Although no one has lived or worked here for more than half a century, among its desert alleys you can still see part of the facades of the offices, schools and even a large theater that gave life to this site between 1870 and 1960, when thousands of workers worked for a common purpose: the million-dollar nitrate industry, also called "white gold." They were happy times for this South American country. The enormous demand for the material from industrialized nations of Europe led to a period of great enrichment, which was even called the Chilean "belle epoque."

 

And it is that at the end of the 19th century and the beginning of the 20th, almost all the saltpeter in the world came from the Atacama desert. And for Chile, its importance was vital: it represented between 40% and 60% of its tax revenue. "Chile literally lived on a single product: saltpeter," Julio Pinto, a historian from the University of Santiago, told BBC Mundo.

 

Shanks system

 

It all emerged in 1866, when the Chilean explorer José Santos Ossa discovered saltpeter deposits in the Salar del Carmen, near the city of Antofagasta. At that time, these lands belonged to Bolivia, but Santos Ossa obtained a permit authorizing him to extract the mineral for 15 years. Later, in 1982, the main and best known nitrate headquarters in the area was built: the Humberstone Saltpeter Office, originally called La Palma.

 

At its peak, between 1900 and 1929, this place located about 50 kilometers from Iquique (Tarapacá Region), was home to around 3,500 people, which meant a great demographic mobility of Chileans to the north, which later it was enriched by different waves of migration, especially from Peru and Bolivia. Here its inhabitants forged a specific community culture of the "pampinos" that is, of those who inhabit the desert zone of northern Chile, characterized by their linguistic expression and their pioneering struggle for social justice due to the difficult working conditions in Chile. one of the most arid and hostile areas on the planet. The business model behind the nitrate mill was based on the Shanks system, developed by James Humberstone (nicknamed "Don Santiago" by workers in the area), a British chemical engineer who emigrated to South America in 1875 and where the name comes from. of this ghost town. The procedure considered dissolving "caliche", the nitrate-rich desert crust, at high temperature in order to extract sodium nitrate, a fertilizer that transformed agriculture in America and Europe, providing Chile with considerable wealth.

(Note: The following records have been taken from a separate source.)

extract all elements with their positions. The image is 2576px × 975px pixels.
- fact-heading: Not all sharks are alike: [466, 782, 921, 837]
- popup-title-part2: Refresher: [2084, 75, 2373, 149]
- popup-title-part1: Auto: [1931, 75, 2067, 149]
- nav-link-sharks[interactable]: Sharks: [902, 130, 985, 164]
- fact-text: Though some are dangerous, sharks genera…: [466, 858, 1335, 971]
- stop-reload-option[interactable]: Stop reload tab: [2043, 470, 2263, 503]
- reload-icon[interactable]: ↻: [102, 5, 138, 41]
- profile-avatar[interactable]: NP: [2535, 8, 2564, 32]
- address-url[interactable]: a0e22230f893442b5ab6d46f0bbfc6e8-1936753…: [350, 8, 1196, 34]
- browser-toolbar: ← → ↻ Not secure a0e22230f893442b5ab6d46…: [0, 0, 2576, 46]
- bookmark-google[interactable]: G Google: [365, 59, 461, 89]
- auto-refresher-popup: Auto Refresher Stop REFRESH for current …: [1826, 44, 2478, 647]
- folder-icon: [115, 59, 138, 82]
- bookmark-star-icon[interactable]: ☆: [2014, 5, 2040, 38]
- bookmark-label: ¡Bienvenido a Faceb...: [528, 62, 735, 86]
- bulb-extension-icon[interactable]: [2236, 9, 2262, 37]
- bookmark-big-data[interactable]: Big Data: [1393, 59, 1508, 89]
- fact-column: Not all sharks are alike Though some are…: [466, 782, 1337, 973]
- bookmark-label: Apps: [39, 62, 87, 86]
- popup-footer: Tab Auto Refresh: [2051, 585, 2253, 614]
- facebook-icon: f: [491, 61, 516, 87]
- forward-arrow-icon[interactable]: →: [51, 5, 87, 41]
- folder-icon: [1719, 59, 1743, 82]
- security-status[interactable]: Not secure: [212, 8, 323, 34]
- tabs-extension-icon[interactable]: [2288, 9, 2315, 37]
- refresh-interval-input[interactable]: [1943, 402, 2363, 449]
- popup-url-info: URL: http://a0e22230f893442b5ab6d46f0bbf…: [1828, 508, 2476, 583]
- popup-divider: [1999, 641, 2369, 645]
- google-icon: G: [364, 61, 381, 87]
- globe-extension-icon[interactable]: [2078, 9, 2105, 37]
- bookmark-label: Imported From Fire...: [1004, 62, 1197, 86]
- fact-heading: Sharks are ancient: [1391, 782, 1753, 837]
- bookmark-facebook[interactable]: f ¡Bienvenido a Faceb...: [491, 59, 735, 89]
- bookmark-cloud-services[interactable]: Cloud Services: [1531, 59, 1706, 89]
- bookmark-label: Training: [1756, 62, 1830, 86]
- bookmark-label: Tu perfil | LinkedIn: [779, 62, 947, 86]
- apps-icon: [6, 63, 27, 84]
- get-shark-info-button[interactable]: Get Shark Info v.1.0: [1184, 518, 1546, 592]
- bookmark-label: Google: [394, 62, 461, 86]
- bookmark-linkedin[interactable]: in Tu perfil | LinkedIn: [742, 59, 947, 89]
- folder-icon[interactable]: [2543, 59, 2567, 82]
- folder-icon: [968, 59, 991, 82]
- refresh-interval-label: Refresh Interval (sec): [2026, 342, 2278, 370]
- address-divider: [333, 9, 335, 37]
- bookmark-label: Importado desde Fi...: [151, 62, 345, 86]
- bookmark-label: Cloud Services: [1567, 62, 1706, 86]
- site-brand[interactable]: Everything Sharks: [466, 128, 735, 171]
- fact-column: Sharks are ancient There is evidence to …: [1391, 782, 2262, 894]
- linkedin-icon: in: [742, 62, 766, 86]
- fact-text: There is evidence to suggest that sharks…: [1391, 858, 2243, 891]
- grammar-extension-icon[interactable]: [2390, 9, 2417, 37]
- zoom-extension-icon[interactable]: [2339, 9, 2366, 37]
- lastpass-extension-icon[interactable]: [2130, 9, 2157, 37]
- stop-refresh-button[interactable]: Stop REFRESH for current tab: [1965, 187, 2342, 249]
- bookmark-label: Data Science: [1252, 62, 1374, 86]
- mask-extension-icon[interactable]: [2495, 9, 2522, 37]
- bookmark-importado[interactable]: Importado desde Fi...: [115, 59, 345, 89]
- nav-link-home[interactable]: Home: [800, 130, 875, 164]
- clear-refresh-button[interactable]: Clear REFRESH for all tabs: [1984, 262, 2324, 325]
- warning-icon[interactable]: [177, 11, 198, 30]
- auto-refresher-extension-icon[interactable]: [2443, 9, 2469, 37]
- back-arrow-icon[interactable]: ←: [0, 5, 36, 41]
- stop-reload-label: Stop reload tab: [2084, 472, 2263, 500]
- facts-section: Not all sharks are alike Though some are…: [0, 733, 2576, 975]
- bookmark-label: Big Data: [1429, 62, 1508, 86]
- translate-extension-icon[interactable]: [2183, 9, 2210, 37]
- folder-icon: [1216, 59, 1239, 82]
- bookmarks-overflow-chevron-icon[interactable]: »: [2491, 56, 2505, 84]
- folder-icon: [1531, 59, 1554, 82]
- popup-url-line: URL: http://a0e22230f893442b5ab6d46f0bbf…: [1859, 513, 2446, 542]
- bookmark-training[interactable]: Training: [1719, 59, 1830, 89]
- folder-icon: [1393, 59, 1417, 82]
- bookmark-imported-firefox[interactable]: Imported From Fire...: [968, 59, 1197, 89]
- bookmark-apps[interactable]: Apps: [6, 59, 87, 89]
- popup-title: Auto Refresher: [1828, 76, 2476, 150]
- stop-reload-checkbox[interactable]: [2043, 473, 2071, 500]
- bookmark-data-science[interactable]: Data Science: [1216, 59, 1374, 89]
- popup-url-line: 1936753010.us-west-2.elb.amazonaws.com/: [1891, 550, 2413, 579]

In this way, the Briton managed to build a fortune based on one of the largest extractors of "white gold" in the world, employing thousands of people and setting up a business that was an engine of development for the surrounding regions.

 

Pacific War The

 

saltpeter was so important to the Chileans that they were willing to go to war for it. Despite the fact that the independence of the countries of Chile, Peru and Bolivia took place in 1810, 1821 and 1825, respectively, the borders were not completely defined.

 

In the 1870s, many of the nitrate towns belonged to Bolivian territory despite the fact that most of the companies operating in the area were Chilean backed with British investment. The problem was unleashed when the Bolivian government imposed a tax of 10 cents per quintal of exported nitrate under a private transaction contract. Chile, then, decided to invade its territory in protest and arguing that it violated a commercial treaty signed in 1874. This agreement established that Bolivians would not increase taxes on nitrate for 25 years, that is, until 1899. The conflict that broke out and that involved Peru, an ally of Bolivia, is what is known today as the War of the Pacific (or Guano and Salitre War), which took place between 1879 and 1884, and is considered one of the bloodiest in the history of Latin America. The Chilean victory moved its border northward, annexing a large strip of nitrate-rich territory. This left Bolivia without 120,000 square kilometers of territory and 400 kilometers of coastline, according to historians' estimates. "The saltpeter was fundamental to the war," said historian Julio Pinto. "Once it had started, the main objective of the Chilean government was the permanent occupation of the Bolivian province of Antofagasta and the Peruvian province of Tarapacá," he says.